Pour Carnaval, je fais depuis 3 ans l’effort de déguiser mes puces en bricolant avec de vieux vêtements tant bien que mal, en comptant seulement sur mon imagination, car le travail manuel et artistique fait partie, avec le sport, de mes points faibles, depuis l’enfance où ces matières étaient toujours celles à problèmes dans mes carnets de note.
Mais cette année, mon inspiration, c’était les fleurs. Du coup, j’avais une très vague idée du costume et du masque à réaliser jusqu’à 2 semaines avant l’échéance, date à laquelle j’ai commencé à paniquer – comment donc arriver à mes fins dans les temps?
J’avais bien réalisé facilement 2 grandes corolles représentant les pétales avec une base en carton et du cordon élastique pour la fixation. Mais le dessin qui me venait intuitivement sur la feuille de mon "patron" impliquait clairement la réalisation d’une robe verte pour chaque petite. Or je n’avais absolument rien de ce style dans mes fringues de récup et surtout rien d’homogène.
Or, pour Noël, Mari Charmant avait ramené une machine à coudre à la maison: lui avait le vague espoir qu’une main habile de passage nous aiderait à recoudre la moitié des rideaux qui pendouille, et moi j’avais encouragé l’achat avec la conviction que ce serait lui qui s’y collerait… En effet, je suis complètement allergique à toute activité sérieuse de couture, ou pire, de tricot, depuis les décevantes tentatives de m’y initier par ma mère pendant mon enfance. Pas mon truc, je suis une intello moi! En outre, je suis toujours apeurée devant toute machine susceptible de transformer mon inévitable maladresse en carnage (j’ai déjà passé par la clinique de la main à cause d’un simple couteau de cuisine!).
Résultat: la machine était toujours dans son emballage, au grenier, dans l’attente d’une prochaine visite de Sainte-Maman-La-Super-Couturière.

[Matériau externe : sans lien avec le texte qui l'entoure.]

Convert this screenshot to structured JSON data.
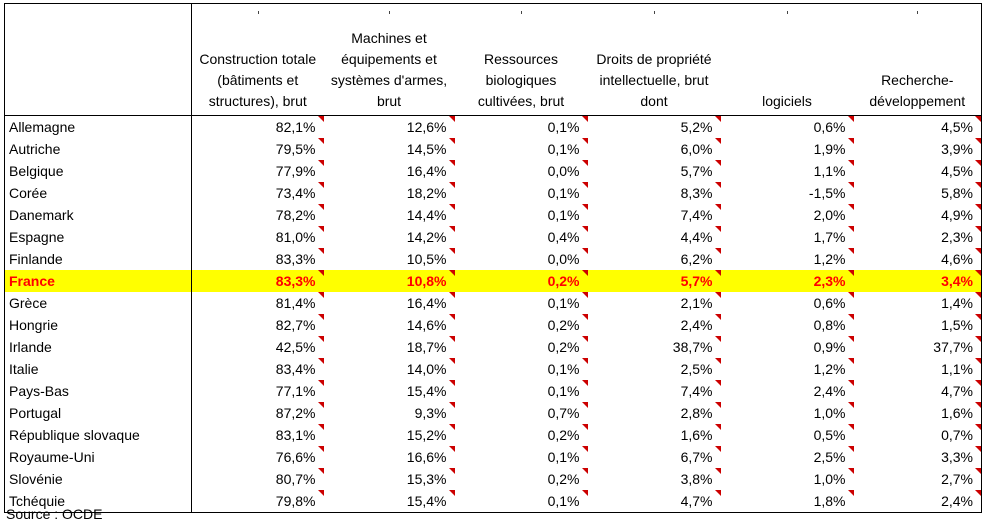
{
  "headers": [
    "",
    "Construction totale (bâtiments et structures), brut",
    "Machines et équipements et systèmes d'armes, brut",
    "Ressources biologiques cultivées, brut",
    "Droits de propriété intellectuelle, brut dont",
    "logiciels",
    "Recherche-développement"
  ],
  "rows": [
    {
      "country": "Allemagne",
      "values": [
        "82,1%",
        "12,6%",
        "0,1%",
        "5,2%",
        "0,6%",
        "4,5%"
      ]
    },
    {
      "country": "Autriche",
      "values": [
        "79,5%",
        "14,5%",
        "0,1%",
        "6,0%",
        "1,9%",
        "3,9%"
      ]
    },
    {
      "country": "Belgique",
      "values": [
        "77,9%",
        "16,4%",
        "0,0%",
        "5,7%",
        "1,1%",
        "4,5%"
      ]
    },
    {
      "country": "Corée",
      "values": [
        "73,4%",
        "18,2%",
        "0,1%",
        "8,3%",
        "-1,5%",
        "5,8%"
      ]
    },
    {
      "country": "Danemark",
      "values": [
        "78,2%",
        "14,4%",
        "0,1%",
        "7,4%",
        "2,0%",
        "4,9%"
      ]
    },
    {
      "country": "Espagne",
      "values": [
        "81,0%",
        "14,2%",
        "0,4%",
        "4,4%",
        "1,7%",
        "2,3%"
      ]
    },
    {
      "country": "Finlande",
      "values": [
        "83,3%",
        "10,5%",
        "0,0%",
        "6,2%",
        "1,2%",
        "4,6%"
      ]
    },
    {
      "country": "France",
      "values": [
        "83,3%",
        "10,8%",
        "0,2%",
        "5,7%",
        "2,3%",
        "3,4%"
      ]
    },
    {
      "country": "Grèce",
      "values": [
        "81,4%",
        "16,4%",
        "0,1%",
        "2,1%",
        "0,6%",
        "1,4%"
      ]
    },
    {
      "country": "Hongrie",
      "values": [
        "82,7%",
        "14,6%",
        "0,2%",
        "2,4%",
        "0,8%",
        "1,5%"
      ]
    },
    {
      "country": "Irlande",
      "values": [
        "42,5%",
        "18,7%",
        "0,2%",
        "38,7%",
        "0,9%",
        "37,7%"
      ]
    },
    {
      "country": "Italie",
      "values": [
        "83,4%",
        "14,0%",
        "0,1%",
        "2,5%",
        "1,2%",
        "1,1%"
      ]
    },
    {
      "country": "Pays-Bas",
      "values": [
        "77,1%",
        "15,4%",
        "0,1%",
        "7,4%",
        "2,4%",
        "4,7%"
      ]
    },
    {
      "country": "Portugal",
      "values": [
        "87,2%",
        "9,3%",
        "0,7%",
        "2,8%",
        "1,0%",
        "1,6%"
      ]
    },
    {
      "country": "République slovaque",
      "values": [
        "83,1%",
        "15,2%",
        "0,2%",
        "1,6%",
        "0,5%",
        "0,7%"
      ]
    },
    {
      "country": "Royaume-Uni",
      "values": [
        "76,6%",
        "16,6%",
        "0,1%",
        "6,7%",
        "2,5%",
        "3,3%"
      ]
    },
    {
      "country": "Slovénie",
      "values": [
        "80,7%",
        "15,3%",
        "0,2%",
        "3,8%",
        "1,0%",
        "2,7%"
      ]
    },
    {
      "country": "Tchéquie",
      "values": [
        "79,8%",
        "15,4%",
        "0,1%",
        "4,7%",
        "1,8%",
        "2,4%"
      ]
    }
  ],
  "highlight_row": "France",
  "colors": {
    "highlight_bg": "#ffff00",
    "highlight_text": "#ff0000",
    "comment_marker": "#cc0000"
  },
  "source": "Source : OCDE"
}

Alors soudain m’est venu l’illumination. Avec cette machine, coudre 2 robes vertes pour mes petites fleurs ne devrait pas être une grande affaire pour Mari Charmant, si je lui préparais le tissu moi-même avec les instructions.
Je suis donc allée acheter le tissu en profitant de mon jour de congé, et le week-end venu, j’ai tracé le patron que j’avais imaginé à la craie, découpé les morceaux à assembler, et descendu la machine dans son emballage pas déballé.
Curieusement, juste à ce moment-là, Mari Charmant s’est trouvé fort occupé à réaliser des roses des sables corn-flakes-chocolat avec les filles, d’après une recette dénichée par Lili (fortuitement?). Pressée par le temps, J-6 dans le calendrier donc J-2 dans mon agenda de maman à double vie travail-maison, je me donc suis vue forcée de déballer la machine moi-même.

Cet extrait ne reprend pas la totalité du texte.